Week 11 : Natural Language Processing (NLP)
1. Introduction
In Week 11, our focus is on building the **Customer Satisfaction Recommendation Model** using text data collected from customer surveys and order feedback.
This week emphasizes **data preprocessing, feature extraction using TF-IDF**, and preparing **final features for the recommendation engine**.
We aim to transform raw customer remarks into structured data suitable for machine learning models.
2. Objectives
- Understand the dataset and explore relevant columns for Week 11.
- Preprocess textual data for machine learning, including cleaning, tokenization, and normalization.
- Apply TF-IDF vectorization to extract key features from customer remarks.
- Prepare final feature set by combining TF-IDF features with categorical and numerical columns.
- Demonstrate outputs and key metrics for the recommendation model readiness.
3. Week 11 Tasks / Assignment
- Load and explore the dataset, focusing on columns like Customer Remarks, Product Category, and CSAT Score.
- Perform text preprocessing: remove stopwords, punctuation, lowercase conversion, and stemming.
- Generate TF-IDF features from cleaned customer remarks.
- Prepare the final feature table for model input.
- Visualize sample outputs: dataset columns, processed text, TF-IDF features, and final features.
- Calculate key metrics such as number of records processed, number of unique words in TF-IDF, and feature matrix size.
4. Outputs
4.1 Dataset Columns
| Index | Column Name |
| 0 | Unique id |
| 1 | channel_name |
| 2 | category |
| 3 | Sub-category |
| 4 | Customer Remarks |
| 5 | Order_id |
| 6 | order_date_time |
| 7 | Issue_reported at |
| 8 | issue_responded |
| 9 | Survey_response_Date |
| 10 | Customer_City |
| 11 | Product_category |
| 12 | Item_price |
| 13 | connected_handling_time |
| 14 | Agent_name |
| 15 | Supervisor |
| 16 | Manager |
| 17 | Tenure Bucket |
| 18 | Agent Shift |
| 19 | CSAT Score |
4.2 Sample Text Data
| Customer Remarks |
Issue_reported at |
| Item delayed in delivery | 01/08/2023 11:13 |
| Received wrong product | 01/08/2023 12:52 |
| Packaging damaged | 01/08/2023 20:16 |
| Product not working | 01/08/2023 20:56 |
| Excellent service | 01/08/2023 10:30 |
4.3 Processed Text Sample
| Customer Remarks |
Processed_Remarks |
| Item delayed in delivery | item delay deliveri |
| Received wrong product | receiv wrong product |
| Packaging damaged | packag damag |
| Product not working | product work |
| Excellent service | excel servic |
4.4 TF-IDF Features (Sample)
| Unique id | item | delay | deliveri | receiv | wrong | product |
| 7e9ae164 | 1 | 1 | 1 | 0 | 0 | 0 |
| b07ec1b0 | 0 | 0 | 0 | 1 | 1 | 1 |
| 200814dd | 0 | 0 | 0 | 0 | 0 | 0 |
4.5 Final Features for Recommendation Model (Sample)

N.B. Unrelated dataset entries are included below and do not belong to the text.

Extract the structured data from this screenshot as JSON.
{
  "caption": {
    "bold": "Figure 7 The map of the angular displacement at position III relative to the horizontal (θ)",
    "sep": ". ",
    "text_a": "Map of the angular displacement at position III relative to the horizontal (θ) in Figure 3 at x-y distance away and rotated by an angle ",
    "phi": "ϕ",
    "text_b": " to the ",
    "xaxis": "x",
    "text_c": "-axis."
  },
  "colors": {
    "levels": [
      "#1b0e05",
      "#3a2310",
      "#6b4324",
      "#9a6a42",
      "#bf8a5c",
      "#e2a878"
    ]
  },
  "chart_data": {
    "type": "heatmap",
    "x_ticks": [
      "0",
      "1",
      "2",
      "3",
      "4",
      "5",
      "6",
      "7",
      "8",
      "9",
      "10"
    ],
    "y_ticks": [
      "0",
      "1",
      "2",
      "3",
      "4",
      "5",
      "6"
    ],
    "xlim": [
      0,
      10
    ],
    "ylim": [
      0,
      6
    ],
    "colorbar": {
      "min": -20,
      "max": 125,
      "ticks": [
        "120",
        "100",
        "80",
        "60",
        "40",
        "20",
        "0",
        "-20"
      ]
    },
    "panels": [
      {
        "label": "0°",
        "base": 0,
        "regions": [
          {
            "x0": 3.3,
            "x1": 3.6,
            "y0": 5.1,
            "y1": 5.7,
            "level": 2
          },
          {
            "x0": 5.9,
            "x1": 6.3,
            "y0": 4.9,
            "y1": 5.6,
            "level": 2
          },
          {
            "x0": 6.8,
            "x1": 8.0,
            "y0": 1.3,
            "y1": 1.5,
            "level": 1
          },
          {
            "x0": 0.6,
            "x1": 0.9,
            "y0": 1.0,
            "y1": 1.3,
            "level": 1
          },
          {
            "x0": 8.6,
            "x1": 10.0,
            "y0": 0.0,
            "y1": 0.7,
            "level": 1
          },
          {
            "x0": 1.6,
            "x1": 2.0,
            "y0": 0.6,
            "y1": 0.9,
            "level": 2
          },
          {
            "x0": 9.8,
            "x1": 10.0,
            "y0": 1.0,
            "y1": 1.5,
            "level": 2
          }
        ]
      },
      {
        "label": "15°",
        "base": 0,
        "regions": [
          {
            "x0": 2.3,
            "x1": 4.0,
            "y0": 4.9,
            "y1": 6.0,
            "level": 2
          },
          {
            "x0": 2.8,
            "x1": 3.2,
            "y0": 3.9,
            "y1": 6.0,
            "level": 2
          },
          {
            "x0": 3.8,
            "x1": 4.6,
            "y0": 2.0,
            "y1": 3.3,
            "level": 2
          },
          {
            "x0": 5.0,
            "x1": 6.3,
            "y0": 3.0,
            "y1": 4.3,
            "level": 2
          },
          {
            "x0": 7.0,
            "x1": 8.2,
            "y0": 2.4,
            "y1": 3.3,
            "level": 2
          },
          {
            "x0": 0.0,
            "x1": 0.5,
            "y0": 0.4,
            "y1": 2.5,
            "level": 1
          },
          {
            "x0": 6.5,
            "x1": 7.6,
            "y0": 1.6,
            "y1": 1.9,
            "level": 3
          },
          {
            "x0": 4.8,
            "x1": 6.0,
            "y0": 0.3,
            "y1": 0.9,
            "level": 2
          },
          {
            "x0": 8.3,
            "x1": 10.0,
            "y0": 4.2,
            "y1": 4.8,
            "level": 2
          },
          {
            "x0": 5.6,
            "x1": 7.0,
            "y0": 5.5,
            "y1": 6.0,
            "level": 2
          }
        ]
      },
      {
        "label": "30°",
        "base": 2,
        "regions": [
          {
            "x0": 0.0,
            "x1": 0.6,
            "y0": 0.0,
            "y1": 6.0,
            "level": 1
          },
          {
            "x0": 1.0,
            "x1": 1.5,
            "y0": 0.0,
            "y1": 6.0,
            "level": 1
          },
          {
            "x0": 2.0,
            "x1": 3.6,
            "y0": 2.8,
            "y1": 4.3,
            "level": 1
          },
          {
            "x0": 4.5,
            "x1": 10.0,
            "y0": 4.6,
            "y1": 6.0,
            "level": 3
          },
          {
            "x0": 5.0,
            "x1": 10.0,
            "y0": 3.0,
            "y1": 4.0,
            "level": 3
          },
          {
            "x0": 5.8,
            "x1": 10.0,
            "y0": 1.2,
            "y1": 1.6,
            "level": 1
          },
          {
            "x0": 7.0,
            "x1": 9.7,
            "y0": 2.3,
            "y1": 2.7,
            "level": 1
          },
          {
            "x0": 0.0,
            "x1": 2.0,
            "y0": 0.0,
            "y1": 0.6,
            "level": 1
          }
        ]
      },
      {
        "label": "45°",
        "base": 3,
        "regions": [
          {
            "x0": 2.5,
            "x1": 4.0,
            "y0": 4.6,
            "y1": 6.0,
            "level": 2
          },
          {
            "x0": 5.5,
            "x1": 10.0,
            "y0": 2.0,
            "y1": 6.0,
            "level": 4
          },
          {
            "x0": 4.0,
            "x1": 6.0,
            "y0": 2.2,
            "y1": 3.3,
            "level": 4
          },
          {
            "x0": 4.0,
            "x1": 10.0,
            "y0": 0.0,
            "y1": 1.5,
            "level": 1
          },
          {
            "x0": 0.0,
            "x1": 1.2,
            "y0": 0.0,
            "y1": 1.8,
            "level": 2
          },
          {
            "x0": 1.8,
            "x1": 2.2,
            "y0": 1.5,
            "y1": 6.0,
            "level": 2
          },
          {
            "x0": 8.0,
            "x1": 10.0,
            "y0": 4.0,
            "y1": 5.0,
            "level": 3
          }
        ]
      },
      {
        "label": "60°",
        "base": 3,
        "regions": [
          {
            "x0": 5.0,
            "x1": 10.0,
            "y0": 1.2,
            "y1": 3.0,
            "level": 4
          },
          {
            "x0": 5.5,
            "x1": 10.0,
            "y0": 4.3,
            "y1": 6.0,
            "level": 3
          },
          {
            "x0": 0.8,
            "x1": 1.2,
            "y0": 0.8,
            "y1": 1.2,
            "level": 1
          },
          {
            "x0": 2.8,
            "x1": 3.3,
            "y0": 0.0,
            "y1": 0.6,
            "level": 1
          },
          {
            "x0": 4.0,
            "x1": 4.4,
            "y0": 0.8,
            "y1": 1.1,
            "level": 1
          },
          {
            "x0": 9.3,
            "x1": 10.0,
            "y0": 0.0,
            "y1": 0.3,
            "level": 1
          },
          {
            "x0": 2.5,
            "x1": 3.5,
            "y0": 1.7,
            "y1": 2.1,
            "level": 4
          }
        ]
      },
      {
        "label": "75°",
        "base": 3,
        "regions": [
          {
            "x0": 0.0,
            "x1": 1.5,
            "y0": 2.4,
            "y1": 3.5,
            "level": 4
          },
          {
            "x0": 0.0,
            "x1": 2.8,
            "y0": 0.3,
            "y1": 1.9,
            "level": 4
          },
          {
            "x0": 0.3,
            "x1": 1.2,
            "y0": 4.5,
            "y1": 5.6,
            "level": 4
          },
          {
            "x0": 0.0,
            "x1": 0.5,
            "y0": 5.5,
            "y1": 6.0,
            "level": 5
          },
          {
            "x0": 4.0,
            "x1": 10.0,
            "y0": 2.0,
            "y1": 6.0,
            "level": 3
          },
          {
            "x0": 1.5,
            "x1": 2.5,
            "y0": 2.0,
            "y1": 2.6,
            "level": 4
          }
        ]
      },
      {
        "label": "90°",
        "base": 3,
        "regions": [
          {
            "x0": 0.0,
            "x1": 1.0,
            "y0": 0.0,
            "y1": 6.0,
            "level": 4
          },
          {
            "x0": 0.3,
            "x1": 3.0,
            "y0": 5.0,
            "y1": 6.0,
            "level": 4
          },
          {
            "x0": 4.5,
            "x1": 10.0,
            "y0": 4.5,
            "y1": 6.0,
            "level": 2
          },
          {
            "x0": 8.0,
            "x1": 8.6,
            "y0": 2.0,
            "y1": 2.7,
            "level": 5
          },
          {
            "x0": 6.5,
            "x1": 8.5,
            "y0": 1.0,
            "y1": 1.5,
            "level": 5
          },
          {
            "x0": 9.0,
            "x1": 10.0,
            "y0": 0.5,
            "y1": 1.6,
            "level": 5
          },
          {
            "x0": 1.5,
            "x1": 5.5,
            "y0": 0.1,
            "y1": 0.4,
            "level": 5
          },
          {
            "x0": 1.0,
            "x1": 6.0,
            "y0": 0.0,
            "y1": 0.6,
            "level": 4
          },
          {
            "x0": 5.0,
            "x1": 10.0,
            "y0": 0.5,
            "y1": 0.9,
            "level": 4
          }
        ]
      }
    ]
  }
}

| Affiliates | Books & General merchandise | Electronics | Furniture | GiftCard | Home |
| 0 | 5 | 0 | 0 | 0 | 0 |
| 0 | 0 | 0 | 0 | 0 | 0 |
| 0 | 0 | 0 | 0 | 0 | 0 |
5. Key Metrics
- Total records processed: 50,000+
- Number of unique words (TF-IDF): 8,500+
- Feature matrix size for recommendation model: 50,000 x 100
- Columns used for modeling: Customer Remarks, Product Category, CSAT Score, TF-IDF Features
6. Week 11 Milestone
- Completed data exploration and preprocessing.
- Generated TF-IDF feature matrix from customer remarks.
- Prepared final feature table ready for input into recommendation model.
- Visualized sample outputs to verify correctness.
- Documented key metrics and insights for Week 11.